Do Amazon's chips have any fundamental improvements that AMD, Nvidia, Intel, or Qualcomm don't already offer, or is this more of "we have chips available to buy"?
OK - claimed benefits via Perplexity, with associated caveats (below):
Amazon’s in-house chips are mainly claimed to excel on price-performance, throughput, latency, memory bandwidth, and energy efficiency versus general-purpose GPUs. The strongest claims are for AWS Inferentia and Trainium: lower inference cost, higher throughput, and better performance per watt for AI workloads.[247wallst +1]
Claimed strengths (mostly compared to earlier Amazon chips / no direct references to merchant market competitors)

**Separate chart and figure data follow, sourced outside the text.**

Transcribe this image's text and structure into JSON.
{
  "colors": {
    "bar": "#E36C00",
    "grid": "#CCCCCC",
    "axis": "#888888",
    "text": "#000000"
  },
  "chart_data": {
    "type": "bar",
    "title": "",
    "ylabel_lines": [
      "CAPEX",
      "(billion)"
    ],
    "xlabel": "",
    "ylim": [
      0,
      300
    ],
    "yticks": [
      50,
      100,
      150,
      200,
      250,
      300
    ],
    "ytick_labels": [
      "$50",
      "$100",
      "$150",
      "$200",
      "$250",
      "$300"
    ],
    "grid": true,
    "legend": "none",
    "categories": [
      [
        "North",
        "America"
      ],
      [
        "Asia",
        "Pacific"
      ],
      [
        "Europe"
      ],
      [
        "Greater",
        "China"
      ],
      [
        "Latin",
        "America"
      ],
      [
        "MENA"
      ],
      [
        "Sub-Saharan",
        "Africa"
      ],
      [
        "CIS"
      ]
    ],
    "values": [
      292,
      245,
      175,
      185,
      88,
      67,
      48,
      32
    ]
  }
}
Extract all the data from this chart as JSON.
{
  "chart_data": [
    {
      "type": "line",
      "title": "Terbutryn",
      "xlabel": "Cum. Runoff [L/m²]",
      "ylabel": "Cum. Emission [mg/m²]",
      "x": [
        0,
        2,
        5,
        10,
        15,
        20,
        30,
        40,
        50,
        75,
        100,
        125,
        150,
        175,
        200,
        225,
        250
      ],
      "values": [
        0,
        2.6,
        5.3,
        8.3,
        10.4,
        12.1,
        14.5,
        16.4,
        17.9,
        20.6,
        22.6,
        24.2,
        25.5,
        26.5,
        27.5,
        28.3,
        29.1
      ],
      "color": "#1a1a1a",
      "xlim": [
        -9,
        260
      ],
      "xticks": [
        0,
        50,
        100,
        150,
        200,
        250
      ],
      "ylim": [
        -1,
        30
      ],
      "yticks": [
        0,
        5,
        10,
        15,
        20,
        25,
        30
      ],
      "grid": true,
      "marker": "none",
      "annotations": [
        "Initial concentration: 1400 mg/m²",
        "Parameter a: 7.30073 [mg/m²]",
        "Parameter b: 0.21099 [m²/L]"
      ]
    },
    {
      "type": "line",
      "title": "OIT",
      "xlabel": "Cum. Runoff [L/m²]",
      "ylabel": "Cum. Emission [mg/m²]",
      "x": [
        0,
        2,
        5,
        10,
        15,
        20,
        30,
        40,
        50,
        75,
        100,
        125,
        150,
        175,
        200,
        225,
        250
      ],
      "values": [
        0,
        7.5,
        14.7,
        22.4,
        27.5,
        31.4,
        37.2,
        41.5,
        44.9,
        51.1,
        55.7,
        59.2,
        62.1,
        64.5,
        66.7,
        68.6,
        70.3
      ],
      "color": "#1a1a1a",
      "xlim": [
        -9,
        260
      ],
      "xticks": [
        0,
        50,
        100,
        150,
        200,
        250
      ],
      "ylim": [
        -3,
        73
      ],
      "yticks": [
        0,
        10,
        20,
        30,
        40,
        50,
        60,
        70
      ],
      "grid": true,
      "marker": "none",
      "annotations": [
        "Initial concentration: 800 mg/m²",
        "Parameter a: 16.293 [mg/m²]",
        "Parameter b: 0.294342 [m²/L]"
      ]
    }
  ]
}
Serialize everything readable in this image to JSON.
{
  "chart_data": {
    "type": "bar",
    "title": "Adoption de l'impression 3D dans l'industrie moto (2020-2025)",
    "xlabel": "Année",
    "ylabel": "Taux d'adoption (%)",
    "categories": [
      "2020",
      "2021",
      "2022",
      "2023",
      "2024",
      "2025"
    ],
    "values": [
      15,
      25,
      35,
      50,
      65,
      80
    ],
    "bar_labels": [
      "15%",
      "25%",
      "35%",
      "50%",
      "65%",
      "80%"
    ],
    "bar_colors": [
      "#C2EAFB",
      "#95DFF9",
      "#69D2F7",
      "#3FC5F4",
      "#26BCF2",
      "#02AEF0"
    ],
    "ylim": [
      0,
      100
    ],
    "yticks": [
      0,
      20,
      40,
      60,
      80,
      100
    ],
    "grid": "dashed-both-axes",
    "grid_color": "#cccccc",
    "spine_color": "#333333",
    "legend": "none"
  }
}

• Lower cost for AI inference and training. AWS says Inferentia2 delivers up to 4x higher throughput and up to 10x lower latency than Inferentia, while Inf1 instances can provide up to 70% lower cost per inference than comparable EC2 instances.[aws.amazon]
• Better price-performance than GPUs. Amazon has said its Trainium-based systems can cut AI training and inference costs by up to half versus comparable GPU setups, framing custom silicon as a cost-leadership play.[247wallst]
• Higher throughput and memory capacity. AWS says Inferentia2 has 32 GB of HBM per chip, 4x the memory of Inferentia, and 10x the memory bandwidth, which helps with larger and more complex models.[aws.amazon]
• Scale-out inference support. Inf2 instances are described as the first inference-optimized EC2 instances with ultra-high-speed chip-to-chip connectivity for distributed inference.[aws.amazon]
• Framework compatibility. AWS says Neuron integrates natively with PyTorch and TensorFlow, so customers can use existing workflows with fewer code changes.[aws.amazon]
• Energy efficiency. AWS claims Inf2 instances offer up to 50% better performance per watt than comparable EC2 instances.[aws.amazon]
Important caveat
These are Amazon’s own claims, and some outside reporting says the chips still trail Nvidia in certain areas, especially latency and software maturity. So the core technical story is not “best overall chip,” but rather “optimized for AWS workloads at lower cost, with improving performance generation by generation”.
Real Benchmark Results
I’m personally waiting to see how Amazon Trainium does on InferenceX data center scale inference benchmarks to see if any of their claims are anywhere near true in a third-party assessment. Per a couple sources, Amazon is signed up to do the InferenceX work with SemiAnalysis, but haven’t produced any real results yet vis a vis existing NVIDIA and AMD comparisons. The longer it takes, the less likely it is that they have a competitive product at the rack level.
The Artist Known as InferenceMAX. GB300 NVL72, MI355X, B200, H100, Disaggregated Serving, Wide Expert Parallelism, Large Mixture of Experts, SGLang, vLLM, TRTLLM
newsletter.semianalysis.com
That Amazon has paired with Cerebras on disaggregated inference also tells me that their chips aren't particularly good on decode when compared to other new solutions.